Die Wahrheit: Die Vermuhung der Wiederkäuer

Die lustige Tierwelt und ihre ernste Erforschung (187): Kühe sind eben nicht nur unanständig viel rülpsende und pupsende Wesen.

Das Foto zeigt Kühe mit braunweißer Musterung, die in die Kamera schauen.

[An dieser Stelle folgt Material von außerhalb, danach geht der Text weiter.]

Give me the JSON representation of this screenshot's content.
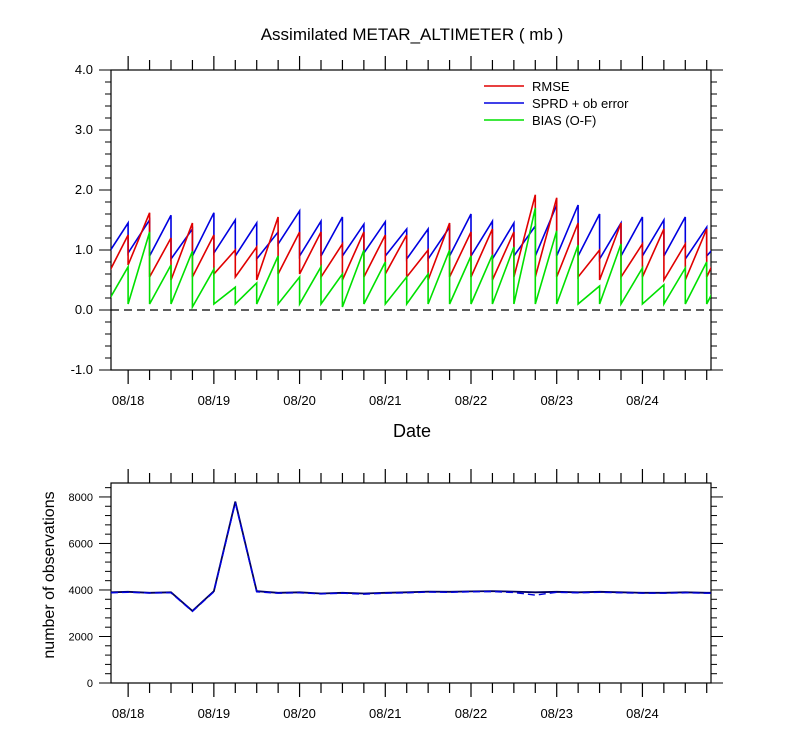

Die bescheidenen Rindviecher stehen sehr gern auf der Weide, aber ungern im Fokus der Wissenschaft Foto: dpa

Nietzsche war der Meinung: „Alle guten Dinge haben etwas Lässiges und liegen wie Kühe auf der Wiese.“ Er sorgte sich aber um die zunehmende Verrinderung des Menschen und schrieb „der Fortschritt in Richtung Kuh ist noch aufzuhalten. Und zwar dadurch, dass man den Versuch unternimmt, die Kuh den echten menschlichen Idealen anzupassen.“ Dergestalt, dass sie nicht mehr so unanständig viel rülpst und pupst?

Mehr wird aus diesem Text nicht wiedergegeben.